On Monday, 11 May 2015 at 23:32:48 UTC, Dzhon Smit wrote:

The point was to compare the performance of nearly identical pieces of code in D and in CL. However, when I compile this idiomatic sample with `dmd fib2`, I get

$ time ./fib2
0

real    0m2.226s
user    0m2.223s
sys     0m0.003s

which is still slower.

we already know dmd doesn't produce the fastest code, and obviously you are not comparing languages but a complex set of things particularly compilers. nobody who cares about performance will stick with dmd without trying alternatives (and these are free, readily available alternatives not special things you need to pay a fortune for as with some of the 'java GC can be realtime' guys argued indicated as having relevance to the commercial choice in ordinary circumstances to use java or not).
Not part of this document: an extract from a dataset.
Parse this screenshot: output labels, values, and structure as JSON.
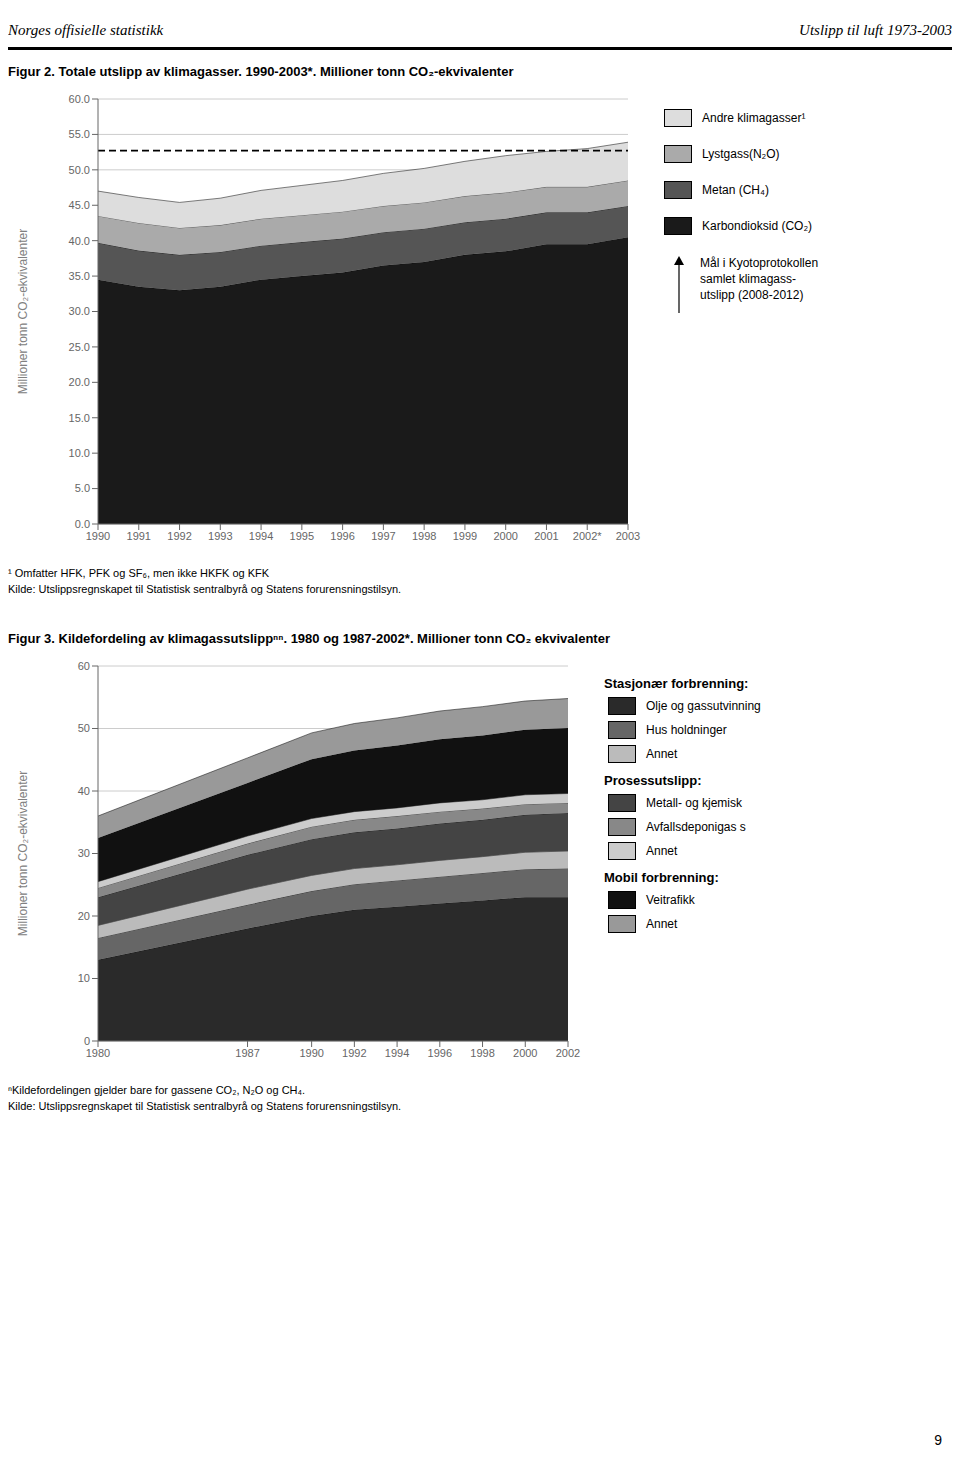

if one wanted to spend a couple hundred k bucks on rewriting the codegen, I am sure you would see dmd fast again, but what would that demonstrate about D the language?
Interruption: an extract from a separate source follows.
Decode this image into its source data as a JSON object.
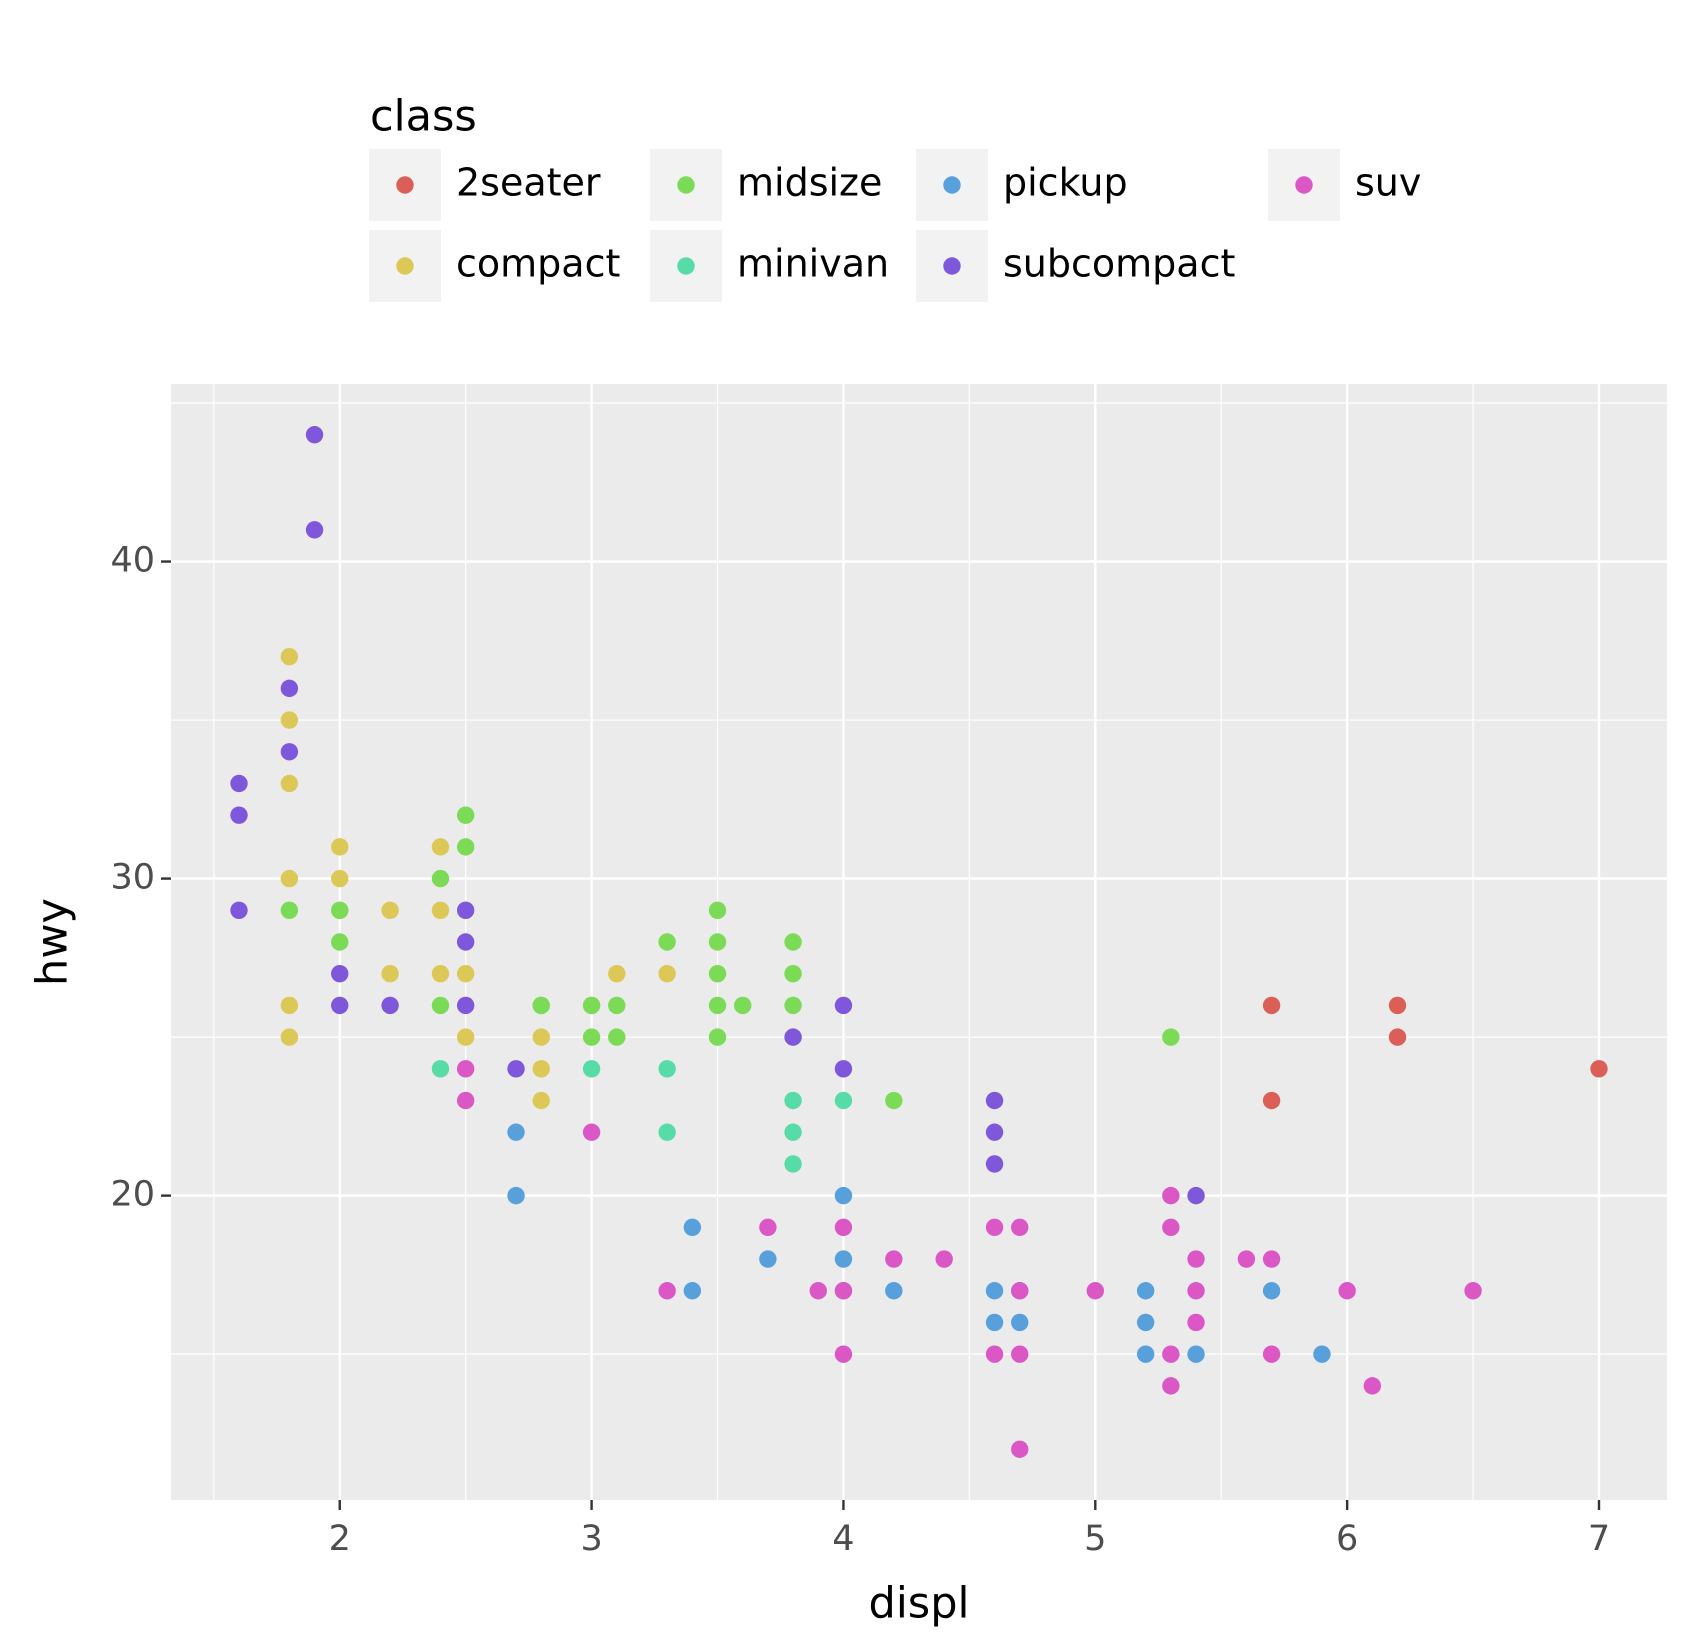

it's fair play to compare naive code using fast compilers, but just like micro benchmarks, one shouldn't make more of the result than may be justified. ie the real question is in practical use cases (bearing in mind you are going to pick one or two languages and stick with them, figuring out the tricks with experience), given reasonable effort, what is relative performance like? and I doubt anyone is going to not use D because "it's slower than common lisp".